What happens to medical insurance when AI can predict your health ‘outcome’?
- Five million individuals will be remotely monitored by healthcare providers by 2023
- That will be fine if you’ve got a clean bill of health - if you pay for medical insurance the monitoring will keep you on-track and your premiums will be lower
- But if you haven’t got a clean bill of health it could be bad news
Have you ever wondered to yourself if the industry you’ve spent ‘x’ number of years working for is going in the right direction? Ever wondered whether it is adding to, or subtracting from, the sum of human happiness?
At least when you’re adding up the minuses (the Internet’s scope for security lapses, Google’s privacy busting data collecting, Facebook and its 9 million cat videos, its regrettable teen suicides, its misuse of its members’ data etc, etc), you can turn to some real plus points to cheer yourself up again.
One of my favourites has been medical technology and IoT. It holds out great promise: monitoring patients with chronic conditions using tracker-style radio gadgets; using the Internet to form patient groups which can then self-help. Then there’s the data. All that tracker data as well as the data already kept in patent records can be anonymised into vast ‘big data’ sets capable of yielding all sorts of medical insights to spur interventions and assist with the development of new treatments.
Unalloyed good, surely?
Certainly it’s generating unalloyed cash for IT investors. According to Juniper Research wearables, including health trackers and remote patient monitoring devices, are set to become ‘must haves’ in delivering healthcare. It estimates that $20 billion is forecast to be spent annually on these devices by 2023. Meanwhile, assistive hearables, or connected hearing aids made available via healthcare providers, as well as directly to customers at varying price models, will mean this sector generates revenues of over $40 billion by 2022.

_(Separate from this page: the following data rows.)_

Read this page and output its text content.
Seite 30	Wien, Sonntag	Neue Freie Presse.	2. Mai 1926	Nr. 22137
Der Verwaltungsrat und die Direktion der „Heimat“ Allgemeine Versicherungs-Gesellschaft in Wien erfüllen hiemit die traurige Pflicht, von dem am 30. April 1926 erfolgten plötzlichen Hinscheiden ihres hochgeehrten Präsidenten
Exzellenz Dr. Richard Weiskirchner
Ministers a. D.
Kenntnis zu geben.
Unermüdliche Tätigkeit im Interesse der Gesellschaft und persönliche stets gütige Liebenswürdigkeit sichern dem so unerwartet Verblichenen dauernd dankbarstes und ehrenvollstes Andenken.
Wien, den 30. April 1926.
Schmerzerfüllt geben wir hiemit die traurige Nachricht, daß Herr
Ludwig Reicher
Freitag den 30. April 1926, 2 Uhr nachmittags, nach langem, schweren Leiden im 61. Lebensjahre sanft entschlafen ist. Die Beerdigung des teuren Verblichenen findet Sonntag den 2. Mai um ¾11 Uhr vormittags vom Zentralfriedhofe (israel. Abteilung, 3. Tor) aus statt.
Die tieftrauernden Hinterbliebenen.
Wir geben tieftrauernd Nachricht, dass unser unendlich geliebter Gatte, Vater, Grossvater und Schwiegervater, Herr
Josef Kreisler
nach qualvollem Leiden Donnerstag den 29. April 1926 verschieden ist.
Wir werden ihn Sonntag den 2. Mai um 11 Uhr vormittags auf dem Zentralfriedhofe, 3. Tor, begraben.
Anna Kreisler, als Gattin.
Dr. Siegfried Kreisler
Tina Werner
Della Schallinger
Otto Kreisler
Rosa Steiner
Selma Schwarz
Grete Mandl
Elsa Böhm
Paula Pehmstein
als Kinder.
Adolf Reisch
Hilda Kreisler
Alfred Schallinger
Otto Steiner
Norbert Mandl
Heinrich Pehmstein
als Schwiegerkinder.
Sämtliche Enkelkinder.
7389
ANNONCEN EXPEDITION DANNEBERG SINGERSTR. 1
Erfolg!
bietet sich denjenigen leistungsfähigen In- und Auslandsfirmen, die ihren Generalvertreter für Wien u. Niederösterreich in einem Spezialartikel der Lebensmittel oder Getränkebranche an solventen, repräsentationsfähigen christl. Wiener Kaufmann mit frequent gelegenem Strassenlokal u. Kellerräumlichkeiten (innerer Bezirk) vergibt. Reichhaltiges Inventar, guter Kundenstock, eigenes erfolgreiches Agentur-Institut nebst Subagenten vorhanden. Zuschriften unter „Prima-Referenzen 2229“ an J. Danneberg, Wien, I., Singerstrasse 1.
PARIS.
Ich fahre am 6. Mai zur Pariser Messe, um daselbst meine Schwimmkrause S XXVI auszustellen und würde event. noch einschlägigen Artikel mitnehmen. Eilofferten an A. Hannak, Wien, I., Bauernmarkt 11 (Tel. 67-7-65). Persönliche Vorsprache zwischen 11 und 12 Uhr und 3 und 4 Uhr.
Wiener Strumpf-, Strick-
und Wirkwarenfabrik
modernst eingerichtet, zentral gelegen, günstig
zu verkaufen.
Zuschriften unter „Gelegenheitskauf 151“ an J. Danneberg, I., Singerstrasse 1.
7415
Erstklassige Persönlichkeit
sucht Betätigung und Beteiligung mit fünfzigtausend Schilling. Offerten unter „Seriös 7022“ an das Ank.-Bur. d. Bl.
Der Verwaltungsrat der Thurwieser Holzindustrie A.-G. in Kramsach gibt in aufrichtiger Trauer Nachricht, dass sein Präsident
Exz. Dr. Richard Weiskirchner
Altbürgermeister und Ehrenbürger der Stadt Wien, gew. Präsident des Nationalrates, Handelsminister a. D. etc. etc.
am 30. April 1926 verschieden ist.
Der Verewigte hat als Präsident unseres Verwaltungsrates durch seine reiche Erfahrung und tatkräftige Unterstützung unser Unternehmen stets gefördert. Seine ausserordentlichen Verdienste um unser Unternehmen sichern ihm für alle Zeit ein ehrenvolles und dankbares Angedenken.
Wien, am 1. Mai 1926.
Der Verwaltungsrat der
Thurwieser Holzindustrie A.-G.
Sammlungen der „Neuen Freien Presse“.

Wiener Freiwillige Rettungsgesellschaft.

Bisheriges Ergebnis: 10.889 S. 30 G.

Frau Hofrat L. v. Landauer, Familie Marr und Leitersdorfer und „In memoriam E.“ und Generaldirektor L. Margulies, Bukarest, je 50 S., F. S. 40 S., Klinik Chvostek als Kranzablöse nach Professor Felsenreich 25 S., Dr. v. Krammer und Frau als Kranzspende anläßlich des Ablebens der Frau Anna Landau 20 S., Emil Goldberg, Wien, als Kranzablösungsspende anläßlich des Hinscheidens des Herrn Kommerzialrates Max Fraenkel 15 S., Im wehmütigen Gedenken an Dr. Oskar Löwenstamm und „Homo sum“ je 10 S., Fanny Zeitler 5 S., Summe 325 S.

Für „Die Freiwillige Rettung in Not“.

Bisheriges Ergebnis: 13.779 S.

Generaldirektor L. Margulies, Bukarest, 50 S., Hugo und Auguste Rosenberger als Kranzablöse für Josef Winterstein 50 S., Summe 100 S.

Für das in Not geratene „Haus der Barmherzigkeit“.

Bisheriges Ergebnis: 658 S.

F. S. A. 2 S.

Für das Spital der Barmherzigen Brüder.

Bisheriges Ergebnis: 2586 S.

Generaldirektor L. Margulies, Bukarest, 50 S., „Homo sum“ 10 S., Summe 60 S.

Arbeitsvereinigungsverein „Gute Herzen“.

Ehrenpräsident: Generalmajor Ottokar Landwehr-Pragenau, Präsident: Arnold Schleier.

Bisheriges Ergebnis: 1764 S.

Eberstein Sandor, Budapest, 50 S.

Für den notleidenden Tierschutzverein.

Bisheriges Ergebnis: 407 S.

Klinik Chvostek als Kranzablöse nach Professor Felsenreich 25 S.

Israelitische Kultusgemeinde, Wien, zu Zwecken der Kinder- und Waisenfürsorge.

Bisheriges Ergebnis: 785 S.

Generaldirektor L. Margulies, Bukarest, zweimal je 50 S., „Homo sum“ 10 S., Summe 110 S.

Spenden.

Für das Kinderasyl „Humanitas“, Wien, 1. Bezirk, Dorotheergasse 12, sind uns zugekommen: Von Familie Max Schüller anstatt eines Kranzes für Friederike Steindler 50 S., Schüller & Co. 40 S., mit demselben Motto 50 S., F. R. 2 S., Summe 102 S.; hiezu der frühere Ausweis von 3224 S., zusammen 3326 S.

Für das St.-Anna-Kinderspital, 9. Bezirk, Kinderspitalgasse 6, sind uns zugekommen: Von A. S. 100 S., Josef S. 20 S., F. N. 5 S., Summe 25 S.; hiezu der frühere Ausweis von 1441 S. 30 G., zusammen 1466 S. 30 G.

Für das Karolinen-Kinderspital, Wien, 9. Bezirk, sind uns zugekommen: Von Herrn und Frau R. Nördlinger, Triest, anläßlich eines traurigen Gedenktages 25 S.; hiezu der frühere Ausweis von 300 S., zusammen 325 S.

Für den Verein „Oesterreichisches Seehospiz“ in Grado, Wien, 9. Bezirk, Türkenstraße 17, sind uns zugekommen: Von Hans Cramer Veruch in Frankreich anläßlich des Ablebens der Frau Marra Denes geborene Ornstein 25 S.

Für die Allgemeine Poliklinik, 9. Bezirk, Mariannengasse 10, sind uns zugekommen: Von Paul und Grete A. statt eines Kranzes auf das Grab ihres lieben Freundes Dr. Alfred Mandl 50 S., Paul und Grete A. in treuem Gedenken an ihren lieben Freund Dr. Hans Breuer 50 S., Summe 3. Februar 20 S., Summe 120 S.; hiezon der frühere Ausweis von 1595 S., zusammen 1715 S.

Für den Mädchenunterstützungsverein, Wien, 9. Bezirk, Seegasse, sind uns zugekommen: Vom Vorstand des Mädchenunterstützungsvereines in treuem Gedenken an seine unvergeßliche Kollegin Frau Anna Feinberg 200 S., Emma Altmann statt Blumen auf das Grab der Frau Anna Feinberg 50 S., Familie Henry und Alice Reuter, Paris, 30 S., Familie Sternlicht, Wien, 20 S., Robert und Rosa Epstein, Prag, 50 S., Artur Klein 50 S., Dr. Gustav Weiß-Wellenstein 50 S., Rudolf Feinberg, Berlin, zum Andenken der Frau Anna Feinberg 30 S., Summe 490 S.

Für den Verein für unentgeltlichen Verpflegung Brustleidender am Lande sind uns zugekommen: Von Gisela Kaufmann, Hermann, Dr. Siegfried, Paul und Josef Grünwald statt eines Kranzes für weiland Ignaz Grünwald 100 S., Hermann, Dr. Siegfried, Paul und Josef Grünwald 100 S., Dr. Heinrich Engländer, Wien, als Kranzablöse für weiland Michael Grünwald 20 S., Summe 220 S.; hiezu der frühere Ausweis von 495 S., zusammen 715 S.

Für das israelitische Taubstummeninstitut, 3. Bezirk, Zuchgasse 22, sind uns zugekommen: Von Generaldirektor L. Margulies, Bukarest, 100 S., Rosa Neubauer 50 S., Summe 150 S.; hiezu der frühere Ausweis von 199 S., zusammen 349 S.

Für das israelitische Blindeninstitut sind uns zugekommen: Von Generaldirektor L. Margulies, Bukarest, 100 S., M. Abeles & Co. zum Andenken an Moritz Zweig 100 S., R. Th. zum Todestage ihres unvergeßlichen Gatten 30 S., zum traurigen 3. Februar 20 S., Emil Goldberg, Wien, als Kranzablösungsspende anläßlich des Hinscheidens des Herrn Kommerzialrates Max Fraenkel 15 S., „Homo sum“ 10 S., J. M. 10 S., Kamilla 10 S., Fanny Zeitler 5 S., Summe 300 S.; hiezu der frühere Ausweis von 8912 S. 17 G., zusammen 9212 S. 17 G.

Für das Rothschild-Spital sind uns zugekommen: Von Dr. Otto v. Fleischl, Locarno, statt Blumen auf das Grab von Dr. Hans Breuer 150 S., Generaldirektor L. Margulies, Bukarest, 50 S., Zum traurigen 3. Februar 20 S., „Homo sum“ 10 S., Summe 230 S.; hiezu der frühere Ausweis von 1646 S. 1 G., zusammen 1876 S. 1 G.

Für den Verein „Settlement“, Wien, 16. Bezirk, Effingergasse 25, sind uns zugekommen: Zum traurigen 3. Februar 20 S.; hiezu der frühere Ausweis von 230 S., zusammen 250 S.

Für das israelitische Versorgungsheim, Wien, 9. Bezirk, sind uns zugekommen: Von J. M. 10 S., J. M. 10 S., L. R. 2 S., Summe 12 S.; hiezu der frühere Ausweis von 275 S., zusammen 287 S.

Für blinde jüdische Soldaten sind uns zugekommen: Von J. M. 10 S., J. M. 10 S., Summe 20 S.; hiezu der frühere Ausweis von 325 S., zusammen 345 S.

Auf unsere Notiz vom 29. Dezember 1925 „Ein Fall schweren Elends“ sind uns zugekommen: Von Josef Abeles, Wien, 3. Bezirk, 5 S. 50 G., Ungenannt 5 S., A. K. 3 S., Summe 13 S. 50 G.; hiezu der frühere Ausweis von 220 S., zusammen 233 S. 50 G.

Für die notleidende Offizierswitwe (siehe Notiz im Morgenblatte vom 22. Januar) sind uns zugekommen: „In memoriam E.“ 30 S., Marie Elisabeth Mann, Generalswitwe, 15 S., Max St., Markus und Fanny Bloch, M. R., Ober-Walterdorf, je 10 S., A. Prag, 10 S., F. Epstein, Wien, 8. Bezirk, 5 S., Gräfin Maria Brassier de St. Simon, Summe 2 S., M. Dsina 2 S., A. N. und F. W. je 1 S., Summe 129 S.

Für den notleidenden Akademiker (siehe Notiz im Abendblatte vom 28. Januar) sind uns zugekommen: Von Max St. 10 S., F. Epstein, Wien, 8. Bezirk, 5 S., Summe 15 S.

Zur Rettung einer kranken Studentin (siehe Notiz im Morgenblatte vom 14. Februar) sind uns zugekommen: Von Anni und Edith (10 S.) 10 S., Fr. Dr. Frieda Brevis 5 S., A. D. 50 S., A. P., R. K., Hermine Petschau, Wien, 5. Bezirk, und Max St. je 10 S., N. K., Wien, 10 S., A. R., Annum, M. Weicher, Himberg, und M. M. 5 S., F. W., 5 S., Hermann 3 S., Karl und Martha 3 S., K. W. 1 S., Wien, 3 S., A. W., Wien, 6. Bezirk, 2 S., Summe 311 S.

As a result Juniper forecasts that 5 million individuals will be remotely monitored by healthcare providers by 2023.
It’s a great business.
But it gets better. Juniper says that the data will spur “the advanced ability of AI-enabled software analytics to proactively identify individuals at risk of their condition worsening.”
Juniper has a free white paper ‘Will Digital Health be Ready for Complete AI Dominance?’ that’s well worth reading.
But as you might have expected, there’s a problem.
“As wearables become part of patients’ treatment plans, OEMs will seek to adjust their business models and generate revenues from devices being monitored. For example, by selling data produced by the devices to insurance providers,” claims Juniper. It forecasts that service revenues of this nature will reach $855 million by 2023.
According to Research author Michael Larner, “It is vital that patients are made aware of how their personal data will be used. If not, making wearables a ‘must have’ to provide personalised care or receive medical insurance risks a backlash from patients and heightened regulatory scrutiny; stalling the effectiveness of remote monitoring.”
You can say that again!
The dynamic driving the medical insurance business is to identify those at greatest risk and either increase their premiums or refuse cover, using the money saved through lower rates of claim to offer attractive premiums to the rest of the customer base.
It may be difficult - nay impossible - to stop the leakage of AI generated info that can assist that process. So it looks likely that one of my ‘pluses’ has a huge question mark hanging over it. Let’s hope for the best.